The Texas state legislature subpoenaed BlackRock for a series of documents related to the billion-dollar financial institution's environmental, social and governance ESG policy push.

The Texas Senate Committee on State Affairs issued the subpoena late last month, which represents the latest effort by the Republican-led state to slow down the so-called ESG movement. Massive asset managers such as BlackRock, Vanguard and State Street have been pushing ESG standards upon companies in which they hold large financial stakes in an effort to push a transition from fossil fuel energy sources to alternative energy sources like wind and solar.

In August, the Texas Senate Committee on State Affairs wrote letters to BlackRock, Vanguard, State Street and Institutional Shareholder Services ISS, a large financial advisory firm, for documents related to their ESG decision-making process. BlackRock did not hand over documents that the committee had asked for, despite Vanguard, State Street and ISS sharing relevant information.

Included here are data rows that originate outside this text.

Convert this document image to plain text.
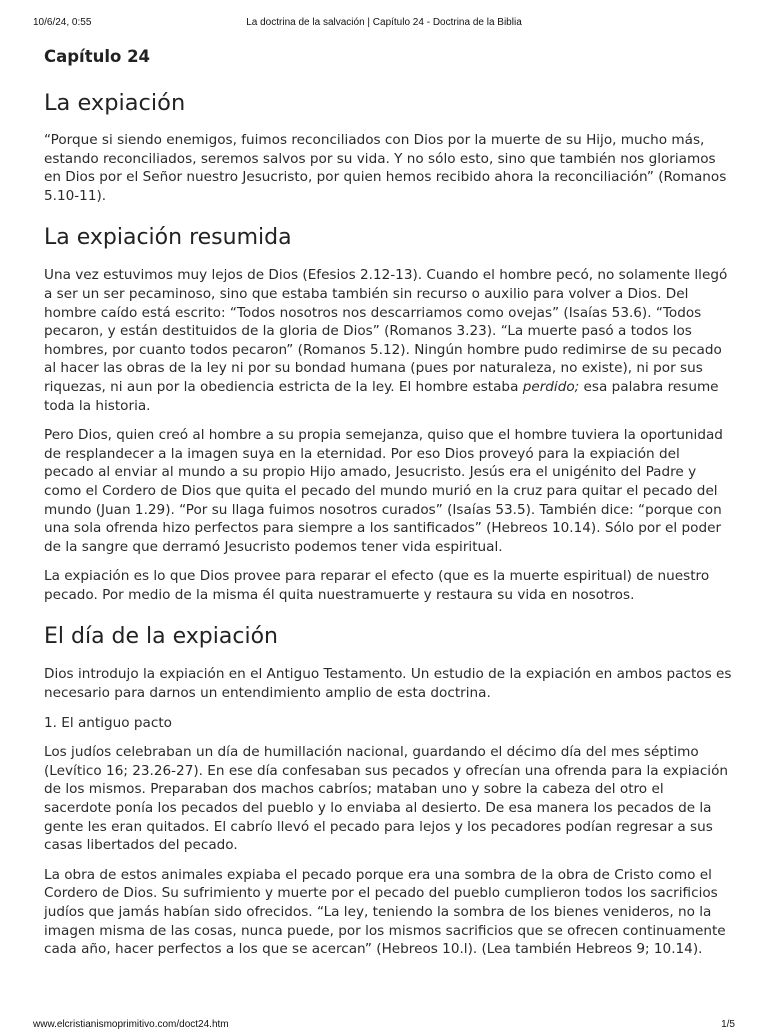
10/6/24, 0:55	La doctrina de la salvación | Capítulo 24 - Doctrina de la Biblia
Capítulo 24
La expiación

“Porque si siendo enemigos, fuimos reconciliados con Dios por la muerte de su Hijo, mucho más, estando reconciliados, seremos salvos por su vida. Y no sólo esto, sino que también nos gloriamos en Dios por el Señor nuestro Jesucristo, por quien hemos recibido ahora la reconciliación” (Romanos 5.10-11).

La expiación resumida

Una vez estuvimos muy lejos de Dios (Efesios 2.12-13). Cuando el hombre pecó, no solamente llegó a ser un ser pecaminoso, sino que estaba también sin recurso o auxilio para volver a Dios. Del hombre caído está escrito: “Todos nosotros nos descarriamos como ovejas” (Isaías 53.6). “Todos pecaron, y están destituidos de la gloria de Dios” (Romanos 3.23). “La muerte pasó a todos los hombres, por cuanto todos pecaron” (Romanos 5.12). Ningún hombre pudo redimirse de su pecado al hacer las obras de la ley ni por su bondad humana (pues por naturaleza, no existe), ni por sus riquezas, ni aun por la obediencia estricta de la ley. El hombre estaba perdido; esa palabra resume toda la historia.

Pero Dios, quien creó al hombre a su propia semejanza, quiso que el hombre tuviera la oportunidad de resplandecer a la imagen suya en la eternidad. Por eso Dios proveyó para la expiación del pecado al enviar al mundo a su propio Hijo amado, Jesucristo. Jesús era el unigénito del Padre y como el Cordero de Dios que quita el pecado del mundo murió en la cruz para quitar el pecado del mundo (Juan 1.29). “Por su llaga fuimos nosotros curados” (Isaías 53.5). También dice: “porque con una sola ofrenda hizo perfectos para siempre a los santificados” (Hebreos 10.14). Sólo por el poder de la sangre que derramó Jesucristo podemos tener vida espiritual.

La expiación es lo que Dios provee para reparar el efecto (que es la muerte espiritual) de nuestro pecado. Por medio de la misma él quita nuestramuerte y restaura su vida en nosotros.

El día de la expiación

Dios introdujo la expiación en el Antiguo Testamento. Un estudio de la expiación en ambos pactos es necesario para darnos un entendimiento amplio de esta doctrina.

1. El antiguo pacto

Los judíos celebraban un día de humillación nacional, guardando el décimo día del mes séptimo (Levítico 16; 23.26-27). En ese día confesaban sus pecados y ofrecían una ofrenda para la expiación de los mismos. Preparaban dos machos cabríos; mataban uno y sobre la cabeza del otro el sacerdote ponía los pecados del pueblo y lo enviaba al desierto. De esa manera los pecados de la gente les eran quitados. El cabrío llevó el pecado para lejos y los pecadores podían regresar a sus casas libertados del pecado.

La obra de estos animales expiaba el pecado porque era una sombra de la obra de Cristo como el Cordero de Dios. Su sufrimiento y muerte por el pecado del pueblo cumplieron todos los sacrificios judíos que jamás habían sido ofrecidos. “La ley, teniendo la sombra de los bienes venideros, no la imagen misma de las cosas, nunca puede, por los mismos sacrificios que se ofrecen continuamente cada año, hacer perfectos a los que se acercan” (Hebreos 10.l). (Lea también Hebreos 9; 10.14).

www.elcristianismoprimitivo.com/doct24.htm	1/5
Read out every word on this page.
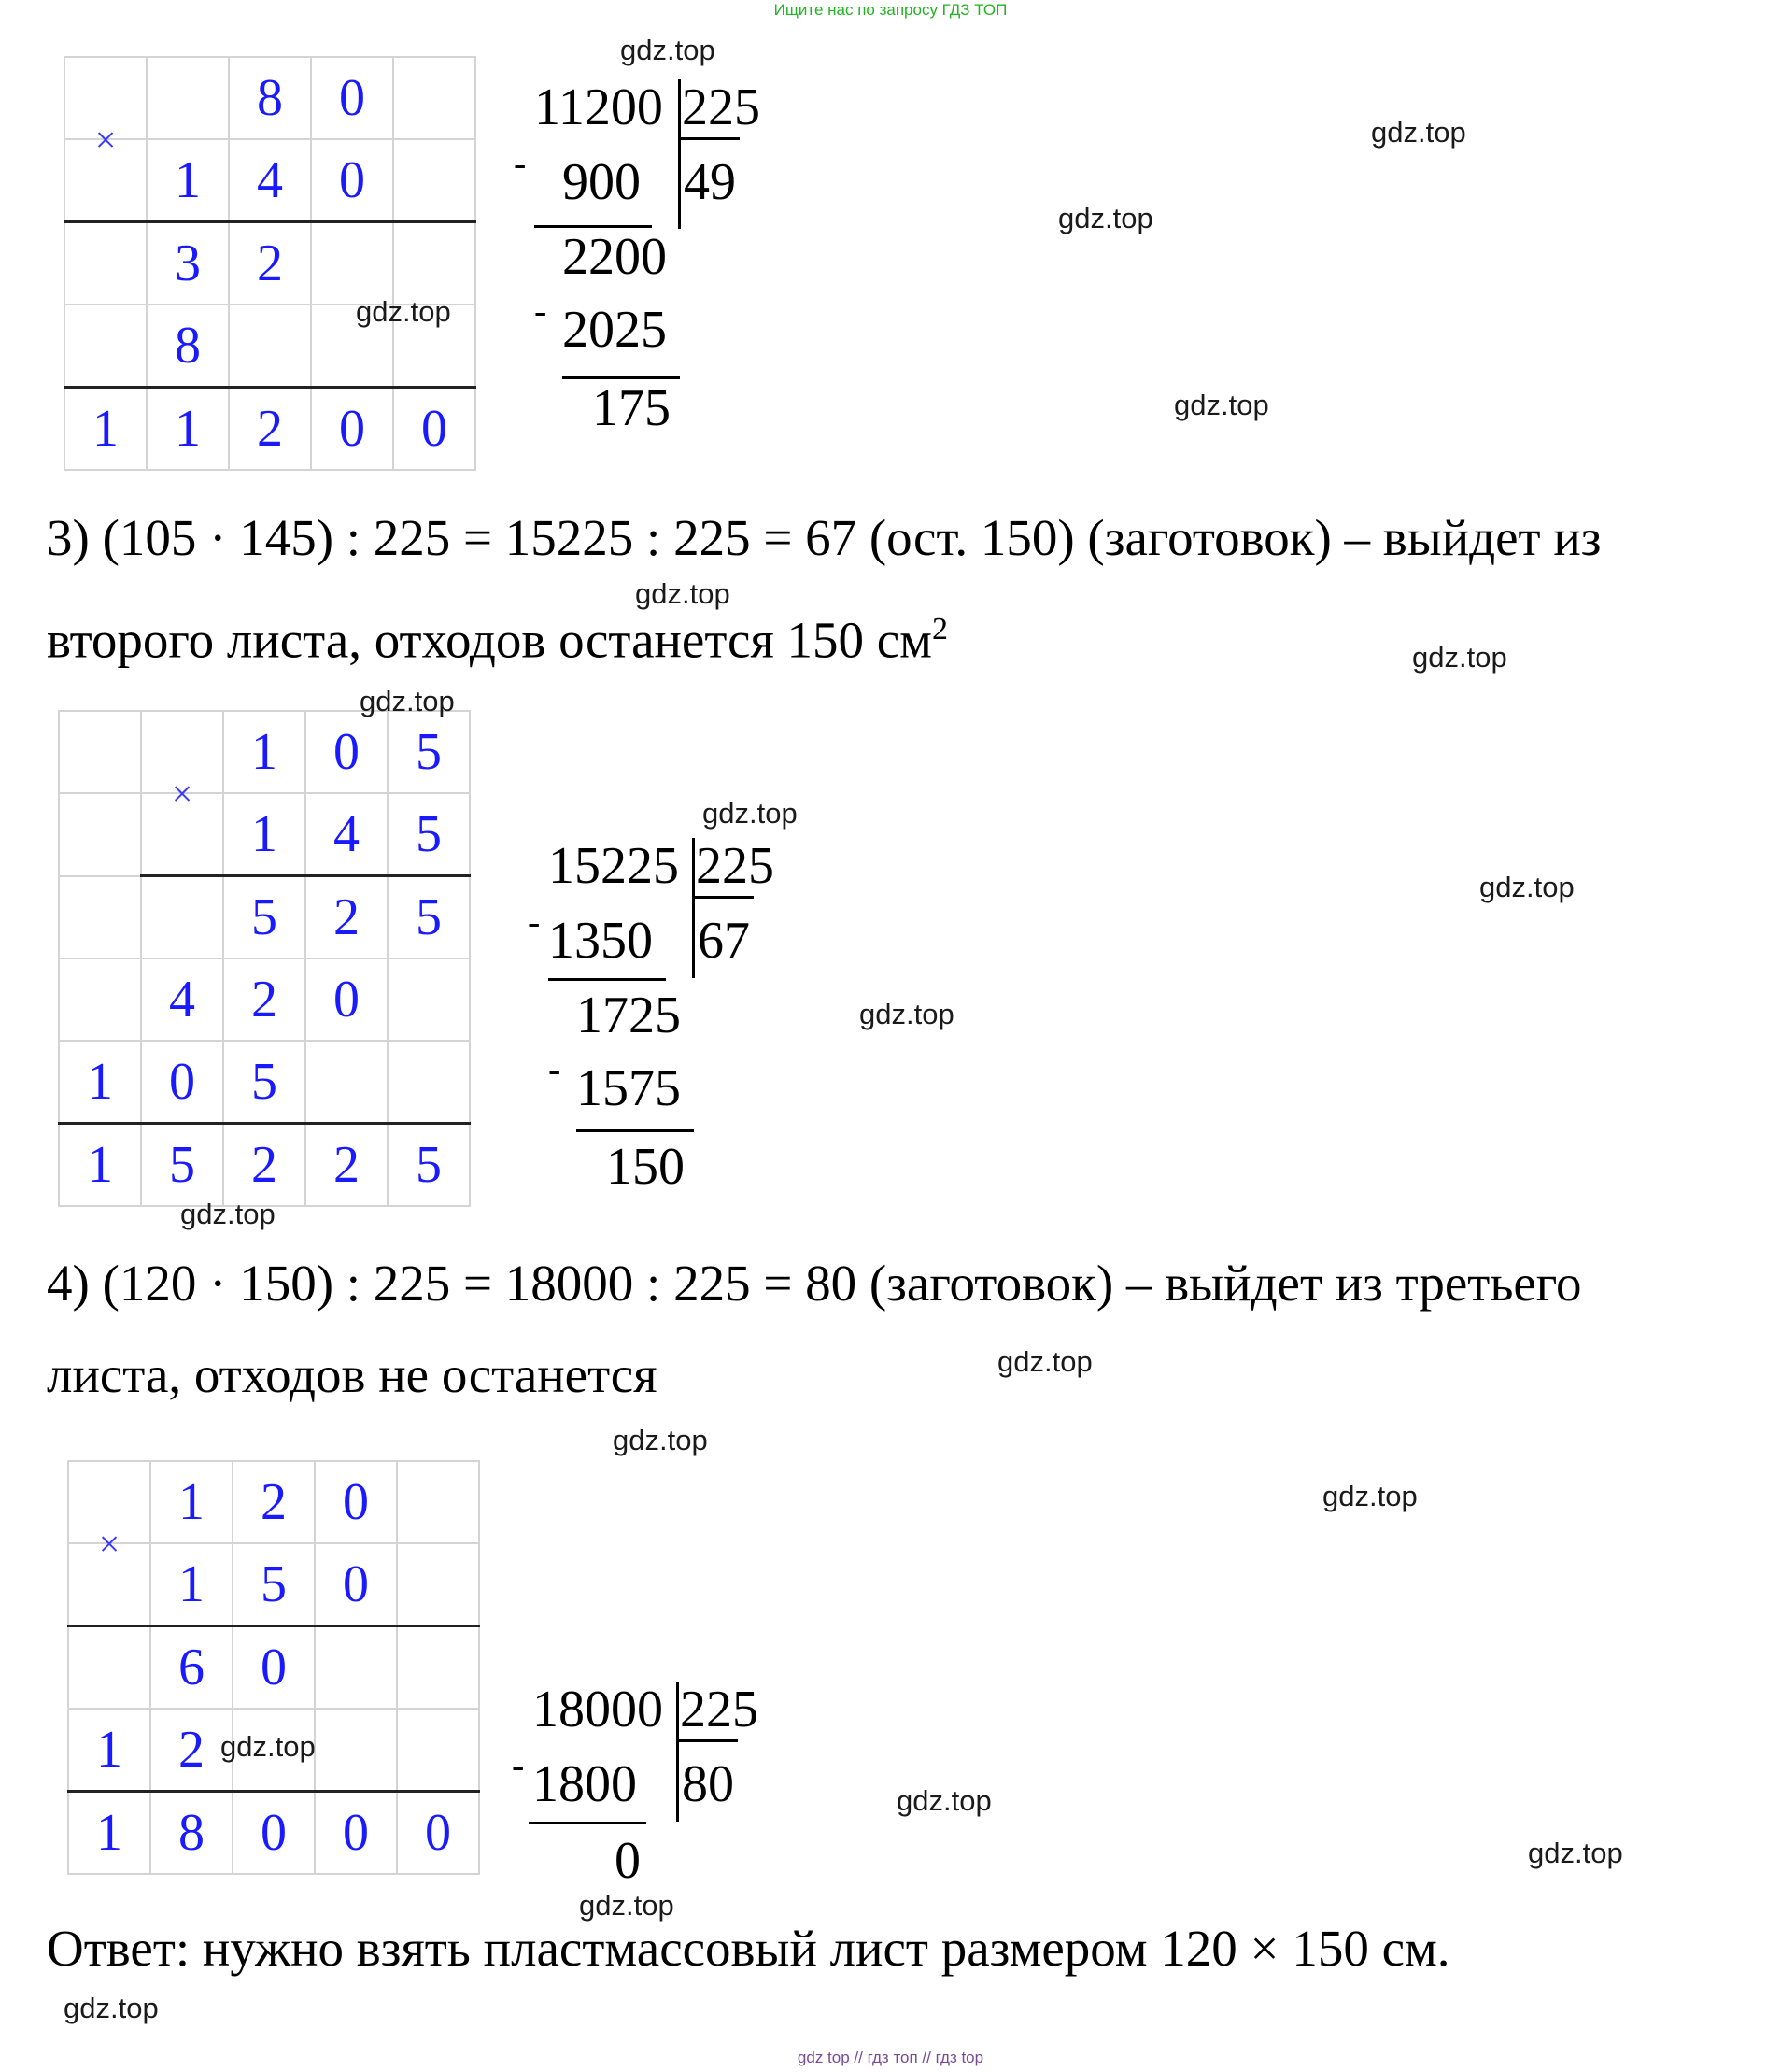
Ищите нас по запросу ГДЗ ТОП
		8	0	
×	1	4	0	
	3	2		
	8			
1	1	2	0	0
11200 225
- 900 49
2200
- 2025
175
3) (105 · 145) : 225 = 15225 : 225 = 67 (ост. 150) (заготовок) – выйдет из
второго листа, отходов останется 150 $см^2$
		1	0	5
	×	1	4	5
		5	2	5
	4	2	0	
1	0	5		
1	5	2	2	5
15225 225
- 1350 67
1725
- 1575
150
4) (120 · 150) : 225 = 18000 : 225 = 80 (заготовок) – выйдет из третьего
листа, отходов не останется
	1	2	0	
×	1	5	0	
	6	0		
1	2			
1	8	0	0	0
18000 225
- 1800 80
0
Ответ: нужно взять пластмассовый лист размером 120 × 150 см.
gdz.top
gdz.top
gdz.top
gdz.top
gdz.top
gdz.top
gdz.top
gdz.top
gdz.top
gdz.top
gdz.top
gdz.top
gdz.top
gdz.top
gdz.top
gdz.top
gdz.top
gdz.top
gdz.top
gdz.top
gdz top // гдз топ // гдз top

The Committee needs these documents to find out the extent to which these firms have been playing politics with Texans hard-earned money. The committee will hold a hearing next week where each firm will appear and give account to the people of Texas, Texas Republican state senator Bryan Hughes, chairman of the Committee on State Affairs, told FOX Business in a statement. Some of the firms have provided more than others, because of the fact that they have produced documents. BlackRock has refused to provide documents it considers confidential or internal. Hughes said that we have issued a subpoena to BlackRock for the production of additional documents that the committee needs to complete its work. We will not allow these firms to use Texans money to force a narrow political agenda. They have a legal duty to put their investors' interests first, and we intend to make sure they do. Texas lawmakers and the state's comptroller Glenn Hegar have zeroed in on how ESG standards may be harming Texas state pension plans that have relationships with firms in question, including BlackRock. They worry that the ESG push is negatively affecting the state's massive oil and gas industry.

In August, Hegar said that the environmental, social and corporate governance movement has produced an opaque and perverse system in which financial companies no longer make decisions in the best interest of their shareholders or their clients, but instead use their financial clout to push a political agenda that is shrouded in secrecy.

Some of these firms may be using investments owned by Texas to push shareholder initiatives that are not in line with the interests of our state, he said.

In accordance with the recently passed state law, Hegar's office has also published a list of financial institutions that have been involved in boycotts of energy companies. BlackRock was included in the list.

More than a dozen other Republican-led states have fought back against the ESG movement. In October, both Louisiana and Missouri announced that they would divest hundreds of millions of dollars from BlackRock's investment portfolio due to their ESG policies.